Xenophobic Arseholery
I was not entirely unscathed by my brush with the internet, though. Obviously, the sort of people from whom I could obtain a list are going to be a bit geeky — and they are — but they’re generally just motoring enthusiasts with an eye for detail rather than the terrifyingly obsessive. However, there are some (thankfully only one or two) who appear to consider it a personal affront that ‘their’ signs have been replaced with ‘foreign’ ones and that the country has obviously been conquered by European Johnny Foreigners Up To No Good.
One gets the distinct impression that the only reason these people wouldn’t vote for the BNP is that it’s too modern and inclusive and not a patch on the original British Union of Fascists, which had real values.
Honestly, I thought I might combust.
Signs Absent from Aldwych
Anyway, armed with my list I headed back to Aldwych to confirm that the signs that I remembered have indeed been replaced with modern, Worboys-compliant signs sometime in the last two years. Indeed, out of a good half dozen signs that were still in place in 2009, only two now remain.
Given that these signs survived 45 years while all others around them were changed, I wonder what caused them to finally succumb?
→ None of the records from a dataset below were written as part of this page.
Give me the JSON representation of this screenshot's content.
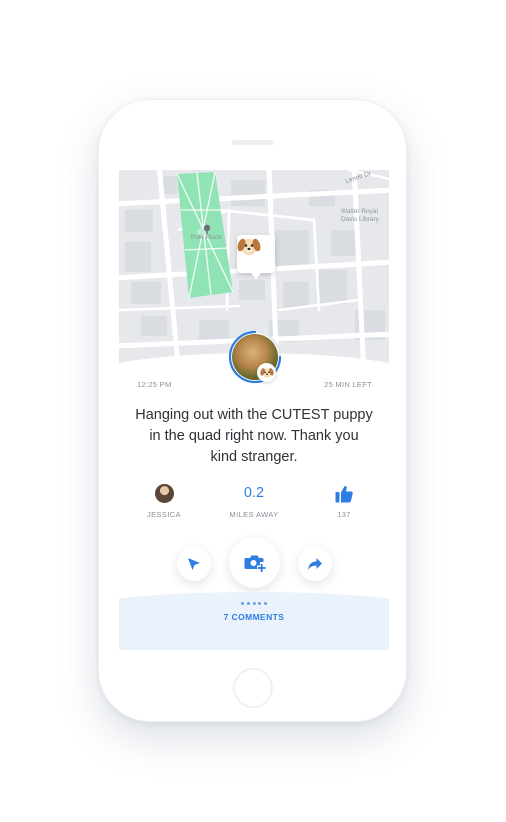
{
  "map": {
    "labels": {
      "park": "Polk Place",
      "library": "Walter Royal Davis Library",
      "street": "Lenoir Dr"
    },
    "pin_icon": "dog-face-emoji"
  },
  "post": {
    "time": "12:25 PM",
    "remaining": "25 MIN LEFT",
    "message": "Hanging out with the CUTEST puppy in the quad right now. Thank you kind stranger."
  },
  "stats": {
    "user_name": "JESSICA",
    "distance_value": "0.2",
    "distance_label": "MILES AWAY",
    "likes": "137"
  },
  "actions": {
    "navigate_icon": "location-arrow-icon",
    "camera_icon": "add-photo-icon",
    "share_icon": "share-arrow-icon"
  },
  "comments": {
    "label": "7 COMMENTS"
  },
  "colors": {
    "accent": "#2f7de1",
    "park": "#8fe3b4",
    "map_bg": "#e7e9ed",
    "text": "#2f3237",
    "muted": "#8a9099"
  }
}
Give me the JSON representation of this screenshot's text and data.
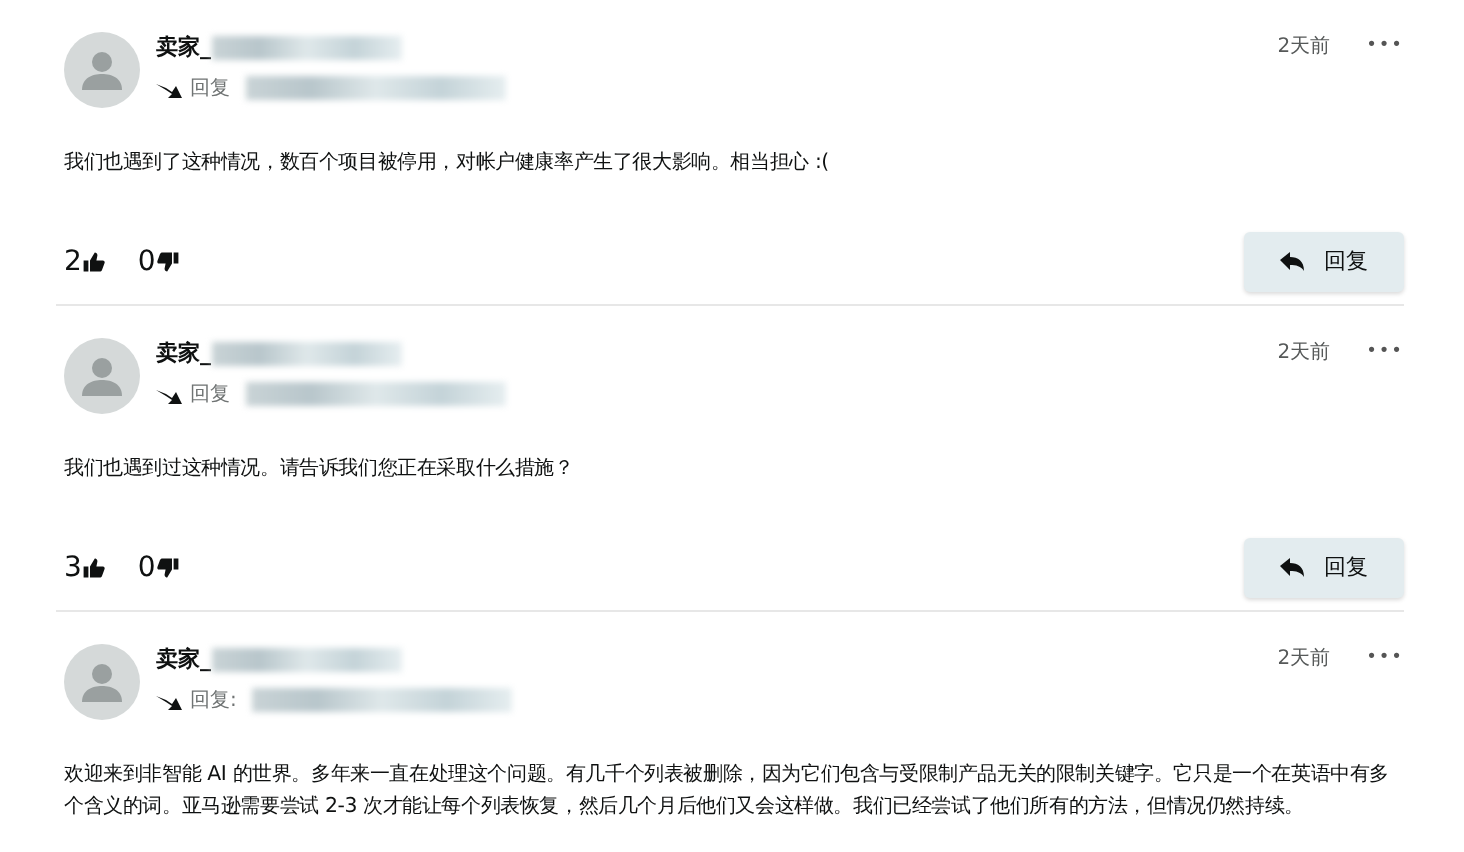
{
  "posts": [
    {
      "author": "卖家_",
      "redacted": true,
      "reply_to_label": "回复",
      "time": "2天前",
      "menu": "•••",
      "body": "我们也遇到了这种情况，数百个项目被停用，对帐户健康率产生了很大影响。相当担心 :(",
      "upvotes": "2",
      "downvotes": "0",
      "reply_button": "回复"
    },
    {
      "author": "卖家_",
      "redacted": true,
      "reply_to_label": "回复",
      "time": "2天前",
      "menu": "•••",
      "body": "我们也遇到过这种情况。请告诉我们您正在采取什么措施？",
      "upvotes": "3",
      "downvotes": "0",
      "reply_button": "回复"
    },
    {
      "author": "卖家_",
      "redacted": true,
      "reply_to_label": "回复:",
      "time": "2天前",
      "menu": "•••",
      "body": "欢迎来到非智能 AI 的世界。多年来一直在处理这个问题。有几千个列表被删除，因为它们包含与受限制产品无关的限制关键字。它只是一个在英语中有多个含义的词。亚马逊需要尝试 2-3 次才能让每个列表恢复，然后几个月后他们又会这样做。我们已经尝试了他们所有的方法，但情况仍然持续。"
    }
  ]
}
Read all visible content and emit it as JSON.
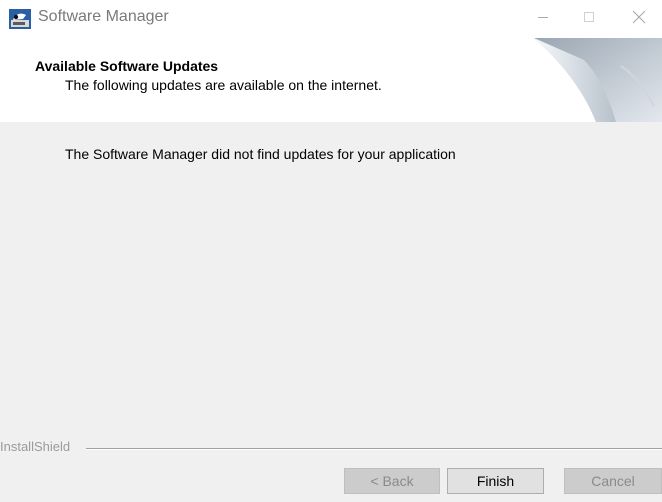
{
  "window": {
    "title": "Software Manager",
    "app_icon": "installer-icon",
    "controls": {
      "minimize_icon": "minimize-icon",
      "maximize_icon": "maximize-icon",
      "close_icon": "close-icon"
    }
  },
  "header": {
    "title": "Available Software Updates",
    "subtitle": "The following updates are available on the internet.",
    "graphic": "page-curl-graphic"
  },
  "body": {
    "message": "The Software Manager did not find updates for your application"
  },
  "footer": {
    "brand": "InstallShield",
    "buttons": {
      "back": "< Back",
      "finish": "Finish",
      "cancel": "Cancel"
    }
  },
  "colors": {
    "title_text": "#7a7a7a",
    "dialog_background": "#f0f0f0",
    "header_background": "#ffffff",
    "disabled_text": "#8a8a8a",
    "brand_text": "#9b9b9b"
  }
}
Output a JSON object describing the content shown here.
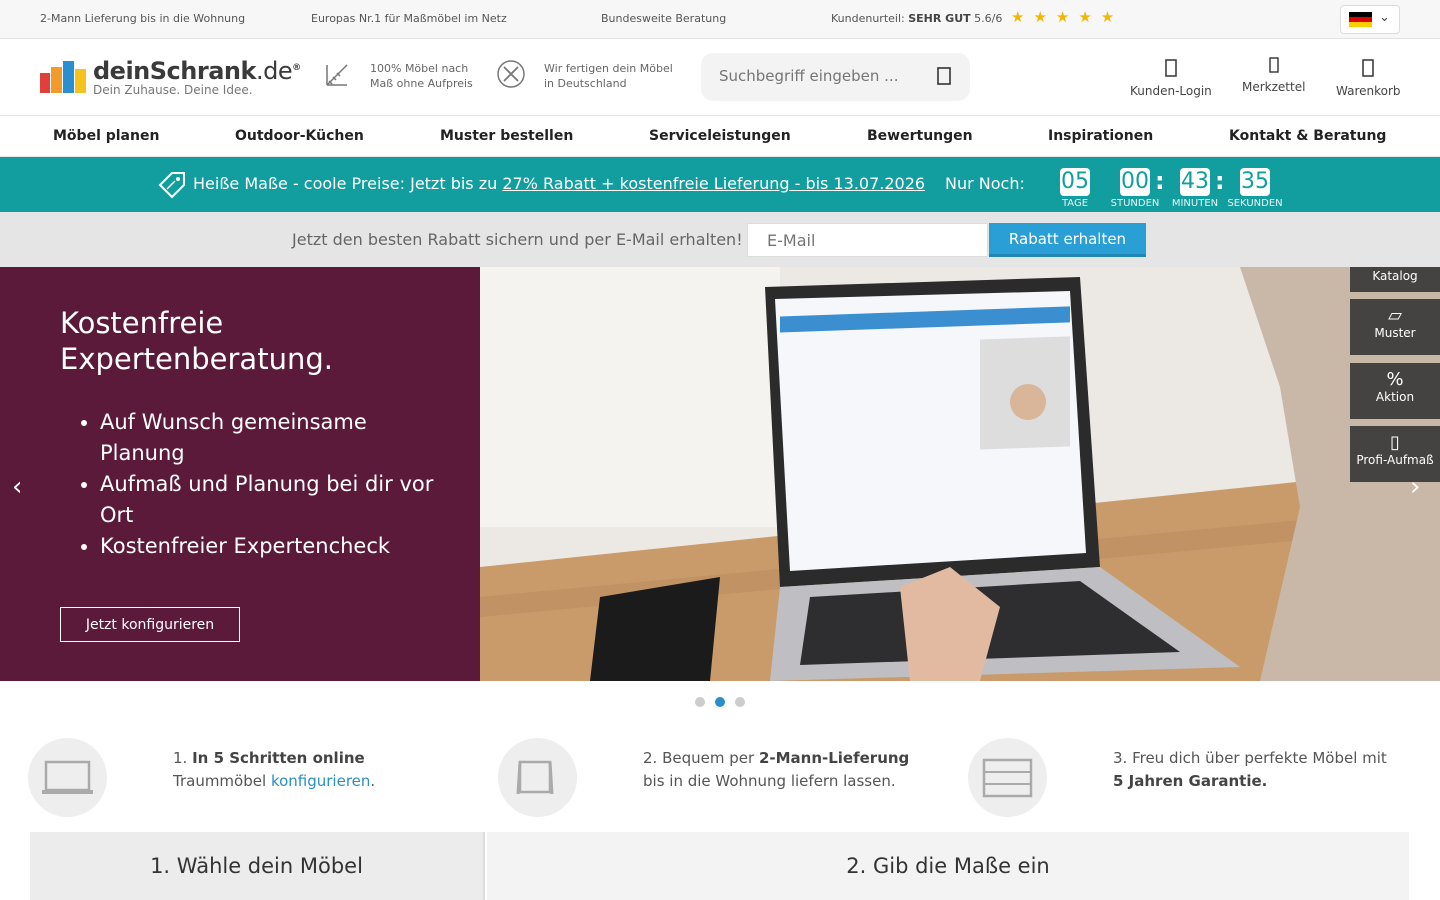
{
  "topbar": {
    "items": [
      "2-Mann Lieferung bis in die Wohnung",
      "Europas Nr.1 für Maßmöbel im Netz",
      "Bundesweite Beratung"
    ],
    "rating_label": "Kundenurteil:",
    "rating_value": "SEHR GUT",
    "rating_score": "5.6/6",
    "stars": "★★★★★",
    "language": "DE"
  },
  "header": {
    "logo_name": "deinSchrank",
    "logo_tld": ".de",
    "logo_reg": "®",
    "logo_tagline": "Dein Zuhause. Deine Idee.",
    "usp1_line1": "100% Möbel nach",
    "usp1_line2": "Maß ohne Aufpreis",
    "usp2_line1": "Wir fertigen dein Möbel",
    "usp2_line2": "in Deutschland",
    "search_placeholder": "Suchbegriff eingeben ...",
    "login": "Kunden-Login",
    "wishlist": "Merkzettel",
    "cart": "Warenkorb"
  },
  "nav": [
    "Möbel planen",
    "Outdoor-Küchen",
    "Muster bestellen",
    "Serviceleistungen",
    "Bewertungen",
    "Inspirationen",
    "Kontakt & Beratung"
  ],
  "promo": {
    "text": "Heiße Maße - coole Preise: Jetzt bis zu",
    "link": "27% Rabatt + kostenfreie Lieferung - bis 13.07.2026",
    "countdown_label": "Nur Noch:",
    "days": "05",
    "hours": "00",
    "minutes": "43",
    "seconds": "35",
    "days_label": "TAGE",
    "hours_label": "STUNDEN",
    "minutes_label": "MINUTEN",
    "seconds_label": "SEKUNDEN",
    "colon": ":"
  },
  "mail": {
    "label": "Jetzt den besten Rabatt sichern und per E-Mail erhalten!",
    "placeholder": "E-Mail",
    "button": "Rabatt erhalten"
  },
  "hero": {
    "title": "Kostenfreie Expertenberatung.",
    "bullets": [
      "Auf Wunsch gemeinsame Planung",
      "Aufmaß und Planung bei dir vor Ort",
      "Kostenfreier Expertencheck"
    ],
    "cta": "Jetzt konfigurieren",
    "active_slide": 2,
    "slide_count": 3
  },
  "sidebar": {
    "catalog": "Katalog",
    "samples": "Muster",
    "promo": "Aktion",
    "promo_icon_glyph": "%",
    "measure": "Profi-Aufmaß"
  },
  "steps": {
    "s1_prefix": "1.",
    "s1_bold": "In 5 Schritten online",
    "s1_text": "Traummöbel",
    "s1_link": "konfigurieren",
    "s1_end": ".",
    "s2_prefix": "2. Bequem per",
    "s2_bold": "2-Mann-Lieferung",
    "s2_text": "bis in die Wohnung liefern lassen.",
    "s3_text": "3. Freu dich über perfekte Möbel mit",
    "s3_bold": "5 Jahren Garantie."
  },
  "tabs": [
    "1. Wähle dein Möbel",
    "2. Gib die Maße ein"
  ],
  "colors": {
    "promo_bg": "#129e9e",
    "hero_left_bg": "#5c1a3a",
    "button_blue": "#2a9fd6",
    "star": "#f2b705"
  }
}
Perhaps the councils are trying to get their road signs consistent for 2012 and the Olympics?
Pre-Worboys Signage
Anyway, for the sheer geeky curiosity of it, these are what I did find:


What’s really amazing here is that it’s kept the voided red ring finial that indicated a mandatory instruction (a solid red disc meant a proscriptive instruction and a voided red triangle was a warning — these are still echoed in the red borders of modern signs).
Generally, even if a pre-Worboys sign is still standing the finial has usually been lost.
Doing It Old Style
Also, as I was walking down Gray’s Inn Road, I saw this:

As private property, the Inn of Court is not bound to be Worboys-compliant, unlike the council when erecting signs on the public highway. This ‘written on’ design replaced the earliest ‘no entry’ road signs on which the words were on a separate plate underneath the red disc of prohibition.